In this scene we are shown a symmetrical shot where Danny stares down a long corridor towards some creepy, unnerving twins. One impact of this symmetry is that your eye is unwillingly led towards the twins as they are directly in the centre of the shot. You are focused on the twins, just as Danny himself is. Symmetry is usually associated with the supernatural and can create a false hope that everything is perfect, making the outcome of the movie unexpected. This type of shot is used many times throughout the film so that Kubrick can make you unable to look away.
Kubrick applies another effective technique in this scene called ‘The one point perspective.’ This is so objects appear to grow smaller the closer they are to the centre.
Movement is also used in this scene as Danny is cycling around the hotels hostile corridors while rapidly turning corners. The camera follows him, creating a major sense of anticipation and suspense for the viewer with every corner he turns. This is because Kubrick has tricked us into thinking we are about to get jump scared.

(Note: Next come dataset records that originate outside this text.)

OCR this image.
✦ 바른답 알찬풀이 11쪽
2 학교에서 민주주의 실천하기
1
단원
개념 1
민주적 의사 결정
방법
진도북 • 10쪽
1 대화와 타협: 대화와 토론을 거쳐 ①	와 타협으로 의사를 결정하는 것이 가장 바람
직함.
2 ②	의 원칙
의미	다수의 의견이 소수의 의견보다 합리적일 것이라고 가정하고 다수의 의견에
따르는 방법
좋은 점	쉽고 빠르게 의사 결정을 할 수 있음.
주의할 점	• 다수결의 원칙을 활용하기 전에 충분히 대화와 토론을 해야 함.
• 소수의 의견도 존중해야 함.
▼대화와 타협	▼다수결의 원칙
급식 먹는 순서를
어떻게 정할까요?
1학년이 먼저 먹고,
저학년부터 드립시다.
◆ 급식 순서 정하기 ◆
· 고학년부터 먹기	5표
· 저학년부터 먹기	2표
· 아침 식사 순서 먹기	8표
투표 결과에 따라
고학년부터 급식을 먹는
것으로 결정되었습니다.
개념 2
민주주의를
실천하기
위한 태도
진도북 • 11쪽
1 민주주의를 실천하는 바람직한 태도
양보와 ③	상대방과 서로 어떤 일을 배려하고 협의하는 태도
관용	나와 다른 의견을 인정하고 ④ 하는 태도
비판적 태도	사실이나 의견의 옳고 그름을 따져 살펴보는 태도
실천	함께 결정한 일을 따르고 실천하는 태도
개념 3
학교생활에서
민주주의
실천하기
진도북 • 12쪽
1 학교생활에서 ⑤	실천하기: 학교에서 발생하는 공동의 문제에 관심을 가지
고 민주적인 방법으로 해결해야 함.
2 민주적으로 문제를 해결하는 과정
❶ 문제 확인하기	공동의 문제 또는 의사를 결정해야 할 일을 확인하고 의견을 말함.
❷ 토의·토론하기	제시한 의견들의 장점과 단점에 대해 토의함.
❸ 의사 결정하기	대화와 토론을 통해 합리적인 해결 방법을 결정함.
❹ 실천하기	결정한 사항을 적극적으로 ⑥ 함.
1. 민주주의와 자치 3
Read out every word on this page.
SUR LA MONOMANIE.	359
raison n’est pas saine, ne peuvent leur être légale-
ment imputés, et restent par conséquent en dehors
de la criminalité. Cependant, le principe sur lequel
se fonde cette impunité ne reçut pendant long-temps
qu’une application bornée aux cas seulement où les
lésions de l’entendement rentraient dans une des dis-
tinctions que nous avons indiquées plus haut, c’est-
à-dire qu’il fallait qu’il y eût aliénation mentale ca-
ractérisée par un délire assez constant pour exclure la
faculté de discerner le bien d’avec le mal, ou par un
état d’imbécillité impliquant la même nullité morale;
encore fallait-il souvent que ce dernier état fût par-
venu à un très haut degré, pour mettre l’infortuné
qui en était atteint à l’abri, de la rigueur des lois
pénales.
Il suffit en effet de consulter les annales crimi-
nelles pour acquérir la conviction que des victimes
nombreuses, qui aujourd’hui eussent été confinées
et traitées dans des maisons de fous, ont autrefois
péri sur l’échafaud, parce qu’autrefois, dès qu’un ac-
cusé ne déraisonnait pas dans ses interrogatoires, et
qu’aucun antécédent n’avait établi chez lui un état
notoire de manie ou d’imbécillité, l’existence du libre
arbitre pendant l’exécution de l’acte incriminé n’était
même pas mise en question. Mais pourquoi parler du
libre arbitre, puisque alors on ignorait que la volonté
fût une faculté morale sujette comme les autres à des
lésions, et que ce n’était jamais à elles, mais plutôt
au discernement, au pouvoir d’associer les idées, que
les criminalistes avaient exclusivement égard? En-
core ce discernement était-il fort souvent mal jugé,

He also uses an extreme wide-angle lens which captures a lot of the space around the character to create a claustrophobic sense. This makes it seem like the hotel is surrounding them and makes the viewer feel trapped inside with Danny. This shot also creates an exaggerated distance between the twins and Danny, making them seem unapproachable and mysterious.
The maze scenes;
Kubrick uses lots of wide shots like this to make the characters seem small and powerless compared to the whole of the hotel. For example, the contrast between this scene where Jack is standing above a model of the maze and the scene directly after which zooms in to the (non-model) maze slowly.
Jack seems more in control of the maze in the scene on the left, we can tell that there is something off with Jack as once again symmetry has been used in this shot to create an unsettling feeling and link Jack to something paranormal.
Comparatively, in the scene below, the wide-angle shot focuses our whole attention onto the real maze. This shot is shown directly after the shot of Jack standing over the maze. I think this shows the separation between Jack and the rest of his family as the hotel has gotten to his head a lot more than it has to Wendy and Danny. The camera slowly zooms into the centre of the maze. I think this shows how lost the family really are inside of the hotel, or how lost Jack is inside his own mind.